Halasa selbst hat 1979 erstmals die väterliche Familie in Jordanien besucht. Das war der Zeitpunkt, als sie über den Roman nachzudenken begann, schreibt sie im Nachwort zur arabischen Ausgabe von «Mutter aller Schweine». Die Geschichte ihrer eigenen Familie ist die Grundlage des Romans; Muna, die Besucherin aus den USA, ist autobiografisch. Religion, Terrorismus und die Unterdrückung der Frauen seien die Themen, die die Sicht auf ihre Weltgegend seit jeher und bis heute prägten, so Halasa weiter im Nachwort. Und es sind die Themen, die «Mutter aller Schweine» fundiert, aus einer überraschenden Perspektive und literarisch kunstvoll verhandelt.
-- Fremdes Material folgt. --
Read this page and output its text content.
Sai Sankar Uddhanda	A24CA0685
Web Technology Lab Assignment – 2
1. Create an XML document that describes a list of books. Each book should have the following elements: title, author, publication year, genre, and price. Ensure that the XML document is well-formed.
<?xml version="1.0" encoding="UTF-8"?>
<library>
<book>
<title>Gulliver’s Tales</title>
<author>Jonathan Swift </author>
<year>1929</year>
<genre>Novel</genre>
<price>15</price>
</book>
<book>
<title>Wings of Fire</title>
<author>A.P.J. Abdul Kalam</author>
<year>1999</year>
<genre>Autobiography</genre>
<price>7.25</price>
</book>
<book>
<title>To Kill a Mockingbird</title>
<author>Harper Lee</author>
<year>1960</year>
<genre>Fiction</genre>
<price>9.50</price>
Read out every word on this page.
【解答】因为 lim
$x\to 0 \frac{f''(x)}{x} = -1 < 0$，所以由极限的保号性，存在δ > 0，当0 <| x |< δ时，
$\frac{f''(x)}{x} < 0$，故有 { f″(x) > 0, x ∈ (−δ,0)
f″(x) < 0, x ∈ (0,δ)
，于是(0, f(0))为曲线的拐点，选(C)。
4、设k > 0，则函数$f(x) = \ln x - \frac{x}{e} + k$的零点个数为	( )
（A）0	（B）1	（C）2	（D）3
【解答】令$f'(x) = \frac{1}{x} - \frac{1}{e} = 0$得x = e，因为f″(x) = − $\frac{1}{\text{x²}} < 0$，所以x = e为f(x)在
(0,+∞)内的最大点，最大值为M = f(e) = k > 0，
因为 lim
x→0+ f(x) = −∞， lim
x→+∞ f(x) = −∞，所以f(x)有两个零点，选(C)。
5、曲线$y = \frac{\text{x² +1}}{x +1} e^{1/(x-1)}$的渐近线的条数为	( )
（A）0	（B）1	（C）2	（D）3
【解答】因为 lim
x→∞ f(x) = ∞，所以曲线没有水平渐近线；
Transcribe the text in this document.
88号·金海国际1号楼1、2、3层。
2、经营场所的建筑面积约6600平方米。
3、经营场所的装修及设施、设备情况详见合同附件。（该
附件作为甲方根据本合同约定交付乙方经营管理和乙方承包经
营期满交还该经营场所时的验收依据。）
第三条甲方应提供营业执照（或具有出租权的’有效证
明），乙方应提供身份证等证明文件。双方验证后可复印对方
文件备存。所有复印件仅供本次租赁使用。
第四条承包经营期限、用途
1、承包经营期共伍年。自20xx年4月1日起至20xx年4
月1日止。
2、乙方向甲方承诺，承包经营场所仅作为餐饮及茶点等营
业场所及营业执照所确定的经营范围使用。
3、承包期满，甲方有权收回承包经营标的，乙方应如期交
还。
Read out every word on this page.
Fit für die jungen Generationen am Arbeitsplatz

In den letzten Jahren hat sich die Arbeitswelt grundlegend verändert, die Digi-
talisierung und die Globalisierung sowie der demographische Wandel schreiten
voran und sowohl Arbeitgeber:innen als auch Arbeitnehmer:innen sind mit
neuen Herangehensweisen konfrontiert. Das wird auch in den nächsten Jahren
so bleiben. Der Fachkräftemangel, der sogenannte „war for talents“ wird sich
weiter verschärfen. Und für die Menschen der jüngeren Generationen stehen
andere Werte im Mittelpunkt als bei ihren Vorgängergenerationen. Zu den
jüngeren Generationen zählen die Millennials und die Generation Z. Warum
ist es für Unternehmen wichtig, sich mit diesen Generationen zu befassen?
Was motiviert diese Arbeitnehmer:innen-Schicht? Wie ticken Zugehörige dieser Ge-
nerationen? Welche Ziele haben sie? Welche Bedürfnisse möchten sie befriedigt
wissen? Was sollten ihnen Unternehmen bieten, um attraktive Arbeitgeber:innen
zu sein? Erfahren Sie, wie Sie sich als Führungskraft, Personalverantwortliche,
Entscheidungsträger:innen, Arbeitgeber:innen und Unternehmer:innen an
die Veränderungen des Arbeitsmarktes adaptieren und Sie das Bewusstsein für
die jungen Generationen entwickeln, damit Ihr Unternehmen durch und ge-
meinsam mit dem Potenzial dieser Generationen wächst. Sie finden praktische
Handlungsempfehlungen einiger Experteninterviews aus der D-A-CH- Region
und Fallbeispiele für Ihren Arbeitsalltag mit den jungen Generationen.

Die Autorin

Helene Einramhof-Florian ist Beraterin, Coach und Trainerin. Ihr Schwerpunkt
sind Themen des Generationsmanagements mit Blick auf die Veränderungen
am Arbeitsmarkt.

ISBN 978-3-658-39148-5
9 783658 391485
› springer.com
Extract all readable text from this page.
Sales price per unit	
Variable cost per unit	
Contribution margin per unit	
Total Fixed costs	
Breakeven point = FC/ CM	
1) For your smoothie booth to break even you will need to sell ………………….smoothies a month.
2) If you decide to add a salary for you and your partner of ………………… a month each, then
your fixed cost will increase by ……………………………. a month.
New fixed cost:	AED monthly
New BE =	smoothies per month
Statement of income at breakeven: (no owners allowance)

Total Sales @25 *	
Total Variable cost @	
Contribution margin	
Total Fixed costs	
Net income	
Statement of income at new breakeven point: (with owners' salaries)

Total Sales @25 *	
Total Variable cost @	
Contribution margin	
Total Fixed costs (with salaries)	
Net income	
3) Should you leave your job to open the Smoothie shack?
«Mit dem Roman blicken wir ins moderne arabische Leben, wie wir im Westen es nicht kennen; gleichzeitig öffnet er den Bedeutungsraum», sagt der Schweizer Verleger Gstettenhofer während des Spaziergangs. Tatsächlich lohnt sich die Lektüre auf verschiedenen Ebenen: als Blick in eine unbekannte Welt oder als politische Auseinandersetzung mit arabischem Feminismus und religiös motiviertem Fundamentalismus.

Politisch und humorvoll

«Der politische Bezug fasziniert mich an dem Buch, und der hintergründige Humor», sagt Gstettenhofer. Die Sachbuch-Autorin Malu Halasa kennt er seit mehr als zehn Jahren persönlich. Nun sei sie, durchaus überraschend für ihn, mit ihrem ersten Roman, auf ihn zugekommen. Er hat das Werk als eines von dreien in das aktuelle Frühjahrsprogramm seines Verlags aufgenommen.

Halasa nähere sich den Verhältnissen in Jordanien mit dem Blick von aussen. «Damit übernimmt sie die Funktion der Brückenbauerin: Sie holt den westlichen Leser ab und eröffnet ihm einen differenzierten Blick auf komplizierte Verhältnisse», begründet der Verleger, während wir in der Schweiz spazieren und im Kopf nach Jordanien gereist sind.*

*Dieser Text von Andrea Fiedler, Keystone-SDA, wurde mithilfe der Gottlieb und Hans Vogt-Stiftung realisiert.